Plants from Queensland are non-lignotuberous shrubs to small trees with smooth bark and lighter inflorescences than other forms. A prostrate form which spreads up to 5 m across is found on exposed areas near Cooktown in north Queensland. Plants from Western Australia and the Northern Territory grow as a rough-barked lignotuberous shrub to small tree. A population of this last form from Kakadu National Park has all-silvery leaves.

==Taxonomy==
Grevillea pteridifolia was first collected by Europeans from the vicinity of the Endeavour River sometime around 10 June and again from Lookout Point around 4 August 1770 by Joseph Banks and Daniel Solander, naturalists on the Endeavour during Lieutenant (later Captain) James Cook's first voyage to the Pacific Ocean. However, the description of the species was not published until Joseph Knight described it in his 1809 work On the cultivation of the plants belonging to the natural order of Proteeae as Grevillia Pteridifolia (the "Pteris-leaved Grevillia"). The following year Robert Brown gave it the name Grevillea chrysodendron in his work Prodromus Florae Novae Hollandiae et Insulae Van Diemen. In 1870, George Bentham used Brown's name in volume 5 of his landmark publication Flora Australiensis, however it has since been reduced to synonymy with Grevillea pteridifolia as it is not the oldest published name.
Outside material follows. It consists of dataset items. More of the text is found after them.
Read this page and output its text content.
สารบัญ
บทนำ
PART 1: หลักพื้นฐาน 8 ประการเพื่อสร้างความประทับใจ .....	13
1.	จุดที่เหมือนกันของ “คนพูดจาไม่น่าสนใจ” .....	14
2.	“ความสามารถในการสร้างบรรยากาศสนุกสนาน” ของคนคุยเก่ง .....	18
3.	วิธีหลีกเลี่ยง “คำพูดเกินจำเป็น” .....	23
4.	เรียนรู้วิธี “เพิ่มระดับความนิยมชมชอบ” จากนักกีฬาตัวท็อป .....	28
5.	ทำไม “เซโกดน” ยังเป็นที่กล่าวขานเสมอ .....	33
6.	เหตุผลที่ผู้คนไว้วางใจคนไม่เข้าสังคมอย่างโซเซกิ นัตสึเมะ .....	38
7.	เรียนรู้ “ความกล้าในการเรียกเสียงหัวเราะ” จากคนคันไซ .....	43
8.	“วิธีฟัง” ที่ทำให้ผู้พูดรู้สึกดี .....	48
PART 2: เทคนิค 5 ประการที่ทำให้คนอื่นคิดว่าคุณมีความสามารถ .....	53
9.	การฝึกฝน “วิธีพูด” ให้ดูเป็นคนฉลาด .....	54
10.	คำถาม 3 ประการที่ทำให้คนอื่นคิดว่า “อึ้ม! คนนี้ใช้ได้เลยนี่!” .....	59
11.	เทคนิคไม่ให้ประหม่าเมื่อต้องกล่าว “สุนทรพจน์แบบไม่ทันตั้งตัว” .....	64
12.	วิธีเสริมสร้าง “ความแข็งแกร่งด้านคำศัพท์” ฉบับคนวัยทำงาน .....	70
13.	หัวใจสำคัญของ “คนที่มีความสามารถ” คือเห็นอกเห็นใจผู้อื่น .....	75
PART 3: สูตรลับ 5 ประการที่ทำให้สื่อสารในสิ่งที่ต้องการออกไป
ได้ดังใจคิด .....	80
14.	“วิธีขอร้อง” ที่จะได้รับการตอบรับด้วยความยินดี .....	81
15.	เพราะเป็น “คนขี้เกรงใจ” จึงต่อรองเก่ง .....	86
==Distribution and habitat==
Grevillea pteridifolia is found from the Kimberley region of Western Australia, across the Northern Territory and into Queensland where it is found along the Great Dividing Range to the vicinity of Barcaldine. It is found in regions with wet summers, dry winters and 500 to 1500 mm annual rainfall.

==Uses and cultivation==
Golden grevillea grows readily in warm climates, generally preferring extra water in summer and well-drained soils. The brittle branches can break in strong winds. Several popular garden grevilleas are hybrids between Grevillea pteridifolia and other species. Grevillea 'Sandra Gordon' is the result of crossing with G. sessilis. Grevillea 'Honey Gem' is a cross with a red form of Grevillea banksii. Similar to 'Honey Gem' is G. 'Winter Sparkles', another hybrid of G. pteridifolia and G. banksii.

The leaves were used as stuffing and as a herb when cooking emu by the Aborigines on Groote Eylandt, and used by early settlers to stuff pillows.

A series of compounds with antibacterial activity, called the kakadumycins, have been isolated from a streptomycete recovered from G. pteridifolia.